The young man’s bright green eyes flickered to her briefly and narrowed. “You want to tell me who it is you’re trusting?”
She bit her lip. They’d been through this already when Vato had first found them in the cells, but she wasn’t ready to give Fox’s name up. Whether it was to protect him or protect herself when his loyalty inevitably fell through, she wasn’t sure. He definitely didn’t know that her planned distraction was a dragon.
“Scales, you’re a stubborn one,” he said when it was clear she wouldn’t answer. “No wonder—” he stopped himself with the shake of his head and looked away.
“What’s the plan if we don’t get all of our allies rallied in time?” he asked.
“Then I murder as many Dereyans as I can on my way out of here until I’m across the wall or dead.”
Vato’s eyebrows rose only slightly, ever the good soldier trained to hide his emotions.
Flor gave a small huff from the cell beside her. “Let’s hope that doesn’t happen,” she said. “But either way, if you can smuggle us weapons, we’ll have more of a fighting chance of breaking out.”
“I can get as many weapons to you as possible,” Vato said, addressing Flor. “Inventory is taken weekly, so we’d have a maximum seven days to collect enough for everyone.”

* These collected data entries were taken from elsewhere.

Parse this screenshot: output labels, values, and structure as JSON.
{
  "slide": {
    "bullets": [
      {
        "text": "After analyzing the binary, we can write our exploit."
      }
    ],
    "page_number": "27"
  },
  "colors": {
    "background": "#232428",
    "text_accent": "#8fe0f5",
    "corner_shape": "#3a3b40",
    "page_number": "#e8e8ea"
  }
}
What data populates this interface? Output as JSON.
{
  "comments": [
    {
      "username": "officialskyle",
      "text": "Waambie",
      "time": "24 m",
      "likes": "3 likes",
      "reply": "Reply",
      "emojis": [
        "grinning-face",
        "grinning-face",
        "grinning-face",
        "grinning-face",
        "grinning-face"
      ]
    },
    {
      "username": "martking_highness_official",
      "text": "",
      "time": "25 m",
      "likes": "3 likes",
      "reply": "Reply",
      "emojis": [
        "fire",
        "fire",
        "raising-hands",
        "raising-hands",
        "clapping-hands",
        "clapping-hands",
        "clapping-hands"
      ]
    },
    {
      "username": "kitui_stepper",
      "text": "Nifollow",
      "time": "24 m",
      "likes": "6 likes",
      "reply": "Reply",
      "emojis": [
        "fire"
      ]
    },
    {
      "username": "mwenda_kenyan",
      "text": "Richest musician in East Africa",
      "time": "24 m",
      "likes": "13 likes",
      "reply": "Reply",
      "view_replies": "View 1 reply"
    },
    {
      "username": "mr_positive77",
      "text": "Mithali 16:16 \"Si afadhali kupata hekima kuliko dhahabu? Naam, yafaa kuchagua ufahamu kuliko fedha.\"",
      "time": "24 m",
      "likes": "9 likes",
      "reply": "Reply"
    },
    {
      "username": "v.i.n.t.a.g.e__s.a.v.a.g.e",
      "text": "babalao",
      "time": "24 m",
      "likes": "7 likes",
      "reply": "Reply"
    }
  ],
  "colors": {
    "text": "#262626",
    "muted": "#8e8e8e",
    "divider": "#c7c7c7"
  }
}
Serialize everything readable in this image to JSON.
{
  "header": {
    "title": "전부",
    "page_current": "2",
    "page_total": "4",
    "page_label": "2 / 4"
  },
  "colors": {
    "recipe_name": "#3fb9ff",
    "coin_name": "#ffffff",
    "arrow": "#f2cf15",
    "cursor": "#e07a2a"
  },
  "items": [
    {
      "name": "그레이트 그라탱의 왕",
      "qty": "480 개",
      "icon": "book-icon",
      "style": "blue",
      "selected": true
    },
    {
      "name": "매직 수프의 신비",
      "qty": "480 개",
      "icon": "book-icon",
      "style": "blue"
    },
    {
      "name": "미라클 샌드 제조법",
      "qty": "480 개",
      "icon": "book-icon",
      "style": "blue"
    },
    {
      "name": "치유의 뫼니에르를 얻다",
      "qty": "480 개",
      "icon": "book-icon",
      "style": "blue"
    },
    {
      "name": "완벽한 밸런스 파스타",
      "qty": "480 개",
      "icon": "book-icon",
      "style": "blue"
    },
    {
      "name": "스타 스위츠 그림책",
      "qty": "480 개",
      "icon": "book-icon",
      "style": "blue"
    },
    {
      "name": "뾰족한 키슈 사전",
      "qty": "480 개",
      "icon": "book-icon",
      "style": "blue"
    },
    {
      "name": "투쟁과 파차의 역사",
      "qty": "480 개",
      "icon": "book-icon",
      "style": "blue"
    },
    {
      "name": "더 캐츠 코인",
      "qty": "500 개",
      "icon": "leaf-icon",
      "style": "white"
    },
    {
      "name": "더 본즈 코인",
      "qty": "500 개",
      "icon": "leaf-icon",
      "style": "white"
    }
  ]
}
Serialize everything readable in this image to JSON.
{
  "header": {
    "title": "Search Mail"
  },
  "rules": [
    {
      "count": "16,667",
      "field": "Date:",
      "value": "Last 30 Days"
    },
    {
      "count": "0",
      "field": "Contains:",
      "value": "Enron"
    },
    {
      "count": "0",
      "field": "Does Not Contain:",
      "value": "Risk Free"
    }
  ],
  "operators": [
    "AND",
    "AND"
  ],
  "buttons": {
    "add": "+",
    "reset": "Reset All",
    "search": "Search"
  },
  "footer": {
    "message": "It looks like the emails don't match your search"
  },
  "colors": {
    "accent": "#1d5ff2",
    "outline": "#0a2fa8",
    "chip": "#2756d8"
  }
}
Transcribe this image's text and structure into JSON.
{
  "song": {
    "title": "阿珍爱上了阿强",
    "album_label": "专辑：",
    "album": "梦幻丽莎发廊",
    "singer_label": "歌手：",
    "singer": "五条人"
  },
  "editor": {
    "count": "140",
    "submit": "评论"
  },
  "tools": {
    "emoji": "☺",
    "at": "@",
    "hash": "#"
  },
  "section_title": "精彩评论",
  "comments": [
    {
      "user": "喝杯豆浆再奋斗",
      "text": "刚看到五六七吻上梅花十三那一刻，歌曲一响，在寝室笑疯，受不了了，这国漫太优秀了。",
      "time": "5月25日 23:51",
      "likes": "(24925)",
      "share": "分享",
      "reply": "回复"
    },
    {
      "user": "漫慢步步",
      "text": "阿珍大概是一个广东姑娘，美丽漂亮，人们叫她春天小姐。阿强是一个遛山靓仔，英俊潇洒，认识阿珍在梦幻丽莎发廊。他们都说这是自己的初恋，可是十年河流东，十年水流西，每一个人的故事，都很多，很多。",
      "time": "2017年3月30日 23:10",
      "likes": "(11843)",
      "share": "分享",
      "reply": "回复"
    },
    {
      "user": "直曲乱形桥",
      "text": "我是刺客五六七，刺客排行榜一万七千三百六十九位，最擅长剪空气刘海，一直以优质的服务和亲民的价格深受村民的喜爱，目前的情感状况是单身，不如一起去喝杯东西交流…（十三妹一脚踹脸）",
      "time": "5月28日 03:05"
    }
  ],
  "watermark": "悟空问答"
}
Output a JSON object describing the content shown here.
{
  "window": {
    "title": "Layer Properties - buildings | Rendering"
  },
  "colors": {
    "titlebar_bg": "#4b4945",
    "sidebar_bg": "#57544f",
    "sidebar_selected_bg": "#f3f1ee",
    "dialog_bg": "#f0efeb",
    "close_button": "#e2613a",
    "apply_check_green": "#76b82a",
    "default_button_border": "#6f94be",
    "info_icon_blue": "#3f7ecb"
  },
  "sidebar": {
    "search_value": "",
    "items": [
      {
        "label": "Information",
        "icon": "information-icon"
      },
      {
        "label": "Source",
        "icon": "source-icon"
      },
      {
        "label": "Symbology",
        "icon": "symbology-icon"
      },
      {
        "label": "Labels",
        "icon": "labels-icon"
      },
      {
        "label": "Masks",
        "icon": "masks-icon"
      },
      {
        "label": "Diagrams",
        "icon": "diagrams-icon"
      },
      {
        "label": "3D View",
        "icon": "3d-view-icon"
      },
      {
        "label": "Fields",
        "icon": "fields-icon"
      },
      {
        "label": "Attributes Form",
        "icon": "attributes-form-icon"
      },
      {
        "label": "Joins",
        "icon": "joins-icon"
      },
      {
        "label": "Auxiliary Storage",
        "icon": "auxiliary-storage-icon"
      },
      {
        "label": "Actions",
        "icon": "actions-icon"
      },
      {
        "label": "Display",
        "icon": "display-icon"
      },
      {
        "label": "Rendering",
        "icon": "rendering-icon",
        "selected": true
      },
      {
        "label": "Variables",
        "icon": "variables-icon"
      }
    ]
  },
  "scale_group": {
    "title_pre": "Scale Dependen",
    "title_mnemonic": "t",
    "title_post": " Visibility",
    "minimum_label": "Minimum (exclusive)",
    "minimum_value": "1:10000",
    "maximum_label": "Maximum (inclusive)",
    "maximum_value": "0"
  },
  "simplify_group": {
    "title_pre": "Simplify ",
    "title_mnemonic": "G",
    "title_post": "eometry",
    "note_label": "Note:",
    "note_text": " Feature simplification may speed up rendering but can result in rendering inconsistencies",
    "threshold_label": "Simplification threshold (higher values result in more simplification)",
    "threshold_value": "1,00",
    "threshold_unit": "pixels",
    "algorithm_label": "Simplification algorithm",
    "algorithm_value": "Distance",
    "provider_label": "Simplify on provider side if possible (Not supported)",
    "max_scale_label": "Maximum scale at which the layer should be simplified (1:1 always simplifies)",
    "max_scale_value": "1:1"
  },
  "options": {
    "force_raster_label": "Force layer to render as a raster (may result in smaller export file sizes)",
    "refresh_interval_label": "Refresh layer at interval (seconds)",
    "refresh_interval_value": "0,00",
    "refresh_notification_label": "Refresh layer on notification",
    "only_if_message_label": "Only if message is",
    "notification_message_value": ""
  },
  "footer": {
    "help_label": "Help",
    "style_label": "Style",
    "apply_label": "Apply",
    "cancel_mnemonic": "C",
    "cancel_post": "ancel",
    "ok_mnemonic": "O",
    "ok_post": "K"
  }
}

“Do it.” Micael’s voice was strong, despite how he leaned against the wall, still bleeding from his interrogation. “Sofia’s right; we either die on our knees or we die fighting. I’d rather die fighting.”
“I’d rather escape and live,” Flor said, voice falsely bright. “Just as a heads up. So if we could focus on that plan first.”
Vato’s lips gave the smallest hint of a smile at this. “Very well. I’ll start smuggling you weapons after the next inventory count. Until then, stay alive.”
After he left, Micael and the others started whispering plans back and forth—paths out of the city, strategies for fighting without armor. Sofia half-listened, her mind still caught between planning their breakout and praying that Fox followed through.
What did it mean after everything that she was still hoping he could help them? His father was the reason her back was a twisted knot of scars and scabs. He was the reason Javi’s blood-mother was dead and all of them were thrown in prison. He’d told her himself that he still wanted revenge for the murder of his brother. He’d watched her as she was tortured.
Still, he’d been the one to offer help. He’d been the one to say he was wrong and wanted to make things right. She wanted to trust him, even if only because she still remembered the feeling of his fingers in her hair and his lips on her skin.
Sofia pressed the palm of her hands into her eyes until she saw stars, pushing the thoughts from her mind. And then she turned back to the others, ready to make plans. She’d told herself the chief commander would never make her feel helpless again, and as she looked across the barred cells at the friends and allies she had, she knew she wasn’t. Because no matter if Fox came through or not, Sofia wasn’t alone.